To address this inconsistency, we have created and disseminated a new type of corpus. This is a contextualized learner corpus, entitled "LEarning and TEaching Corpus" (LETEC ) (Olac-Letec, 2010). Such corpora include not only the data that correspond to the output of learner activity during online courses, but also the data that correspond to the contexts for such output.
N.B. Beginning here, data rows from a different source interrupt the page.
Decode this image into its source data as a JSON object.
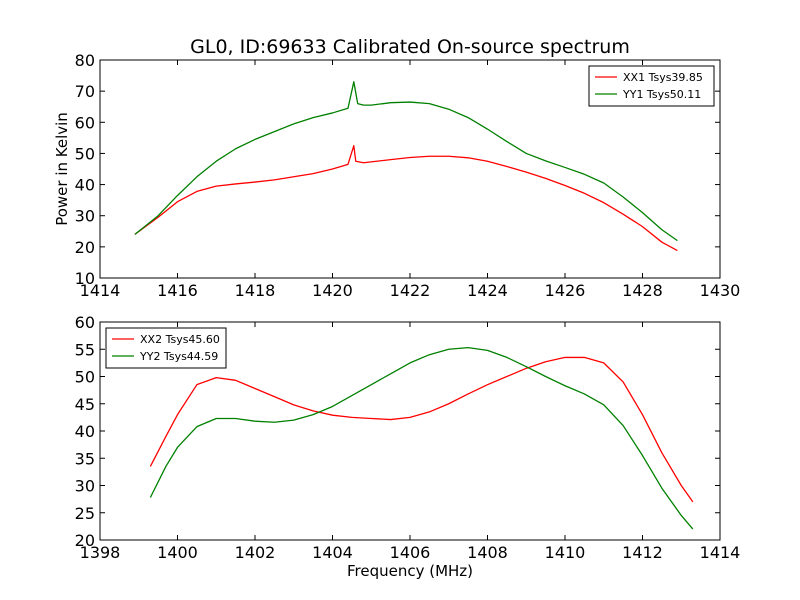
{
  "figure": {
    "title": "GL0, ID:69633 Calibrated On-source spectrum",
    "xlabel": "Frequency (MHz)",
    "ylabel": "Power in Kelvin"
  },
  "chart_data": [
    {
      "type": "line",
      "title": "GL0, ID:69633 Calibrated On-source spectrum",
      "xlabel": "",
      "ylabel": "Power in Kelvin",
      "xlim": [
        1414,
        1430
      ],
      "ylim": [
        10,
        80
      ],
      "xticks": [
        1414,
        1416,
        1418,
        1420,
        1422,
        1424,
        1426,
        1428,
        1430
      ],
      "yticks": [
        10,
        20,
        30,
        40,
        50,
        60,
        70,
        80
      ],
      "legend_position": "top-right",
      "grid": false,
      "series": [
        {
          "name": "XX1 Tsys39.85",
          "color": "#ff0000",
          "x": [
            1414.9,
            1415.5,
            1416.0,
            1416.5,
            1417.0,
            1417.5,
            1418.0,
            1418.5,
            1419.0,
            1419.5,
            1420.0,
            1420.4,
            1420.55,
            1420.6,
            1420.8,
            1421.0,
            1421.5,
            1422.0,
            1422.5,
            1423.0,
            1423.5,
            1424.0,
            1424.5,
            1425.0,
            1425.5,
            1426.0,
            1426.5,
            1427.0,
            1427.5,
            1428.0,
            1428.5,
            1428.9
          ],
          "y": [
            24,
            29.5,
            34.5,
            37.8,
            39.5,
            40.2,
            40.8,
            41.5,
            42.5,
            43.5,
            45,
            46.5,
            52.5,
            47.5,
            47,
            47.3,
            48,
            48.7,
            49.1,
            49.1,
            48.6,
            47.5,
            45.8,
            44,
            42,
            39.7,
            37.2,
            34.2,
            30.5,
            26.5,
            21.5,
            18.8
          ]
        },
        {
          "name": "YY1 Tsys50.11",
          "color": "#008000",
          "x": [
            1414.9,
            1415.5,
            1416.0,
            1416.5,
            1417.0,
            1417.5,
            1418.0,
            1418.5,
            1419.0,
            1419.5,
            1420.0,
            1420.4,
            1420.55,
            1420.65,
            1420.8,
            1421.0,
            1421.5,
            1422.0,
            1422.5,
            1423.0,
            1423.5,
            1424.0,
            1424.5,
            1425.0,
            1425.5,
            1426.0,
            1426.5,
            1427.0,
            1427.5,
            1428.0,
            1428.5,
            1428.9
          ],
          "y": [
            24,
            30,
            36.5,
            42.5,
            47.5,
            51.5,
            54.5,
            57,
            59.5,
            61.5,
            63,
            64.5,
            73,
            66,
            65.5,
            65.5,
            66.3,
            66.5,
            66,
            64.2,
            61.5,
            57.8,
            53.8,
            50,
            47.6,
            45.5,
            43.3,
            40.5,
            36,
            31,
            25.5,
            22
          ]
        }
      ]
    },
    {
      "type": "line",
      "title": "",
      "xlabel": "Frequency (MHz)",
      "ylabel": "",
      "xlim": [
        1398,
        1414
      ],
      "ylim": [
        20,
        60
      ],
      "xticks": [
        1398,
        1400,
        1402,
        1404,
        1406,
        1408,
        1410,
        1412,
        1414
      ],
      "yticks": [
        20,
        25,
        30,
        35,
        40,
        45,
        50,
        55,
        60
      ],
      "legend_position": "top-left",
      "grid": false,
      "series": [
        {
          "name": "XX2 Tsys45.60",
          "color": "#ff0000",
          "x": [
            1399.3,
            1399.7,
            1400.0,
            1400.5,
            1401.0,
            1401.5,
            1402.0,
            1402.5,
            1403.0,
            1403.5,
            1404.0,
            1404.5,
            1405.0,
            1405.5,
            1406.0,
            1406.5,
            1407.0,
            1407.5,
            1408.0,
            1408.5,
            1409.0,
            1409.5,
            1410.0,
            1410.5,
            1411.0,
            1411.5,
            1412.0,
            1412.5,
            1413.0,
            1413.3
          ],
          "y": [
            33.5,
            39,
            43,
            48.5,
            49.8,
            49.3,
            47.8,
            46.3,
            44.8,
            43.7,
            42.9,
            42.5,
            42.3,
            42.1,
            42.5,
            43.5,
            45,
            46.8,
            48.5,
            50,
            51.5,
            52.7,
            53.5,
            53.5,
            52.5,
            49,
            43,
            36,
            30,
            27
          ]
        },
        {
          "name": "YY2 Tsys44.59",
          "color": "#008000",
          "x": [
            1399.3,
            1399.7,
            1400.0,
            1400.5,
            1401.0,
            1401.5,
            1402.0,
            1402.5,
            1403.0,
            1403.5,
            1404.0,
            1404.5,
            1405.0,
            1405.5,
            1406.0,
            1406.5,
            1407.0,
            1407.5,
            1408.0,
            1408.5,
            1409.0,
            1409.5,
            1410.0,
            1410.5,
            1411.0,
            1411.5,
            1412.0,
            1412.5,
            1413.0,
            1413.3
          ],
          "y": [
            27.8,
            33.5,
            37,
            40.8,
            42.3,
            42.3,
            41.8,
            41.6,
            42,
            43,
            44.5,
            46.5,
            48.5,
            50.5,
            52.5,
            54,
            55,
            55.3,
            54.8,
            53.5,
            51.8,
            50,
            48.3,
            46.8,
            44.8,
            41,
            35.5,
            29.5,
            24.5,
            22
          ]
        }
      ]
    }
  ]
}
Sharing LETEC corpora within the research community implies the following three prerequisites: (1) corpora are formatted and structured according to a new model which is compatible with existing standards for corpora and for learning design specifications (Mulce-struct, 2010); (2) corpora are placed on a server offering cross-platform compatibility (according to the Open Language Archives Community – (OLAC-Mulce(2010)) and free access; (3) an ethical protocol, as well as copyright licenses, are formulated.

Mulce databank (2011) includes 6 LETEC corpora and 26 distinguishable corpora (Mulce-contenu, 2011) of 3 types: corpus designed as replication data sets (Gary, 2007) which associate a publication and its specifically formatted data, i.e. corpus including data structured in a way they can be directly used with open access analysis tools; corpus with analysis included and associated tools. We developed the information site (, 2011), which presents our methodological approach.

Regular meetings with external research teams offered occasions to start benchmarking analysis tools and our data. Eventually we attended or have organized international workshops which gathered researchers working on data and analysis tools of online interactions occurring in learning situations (Eurocall-Mulce, 2010).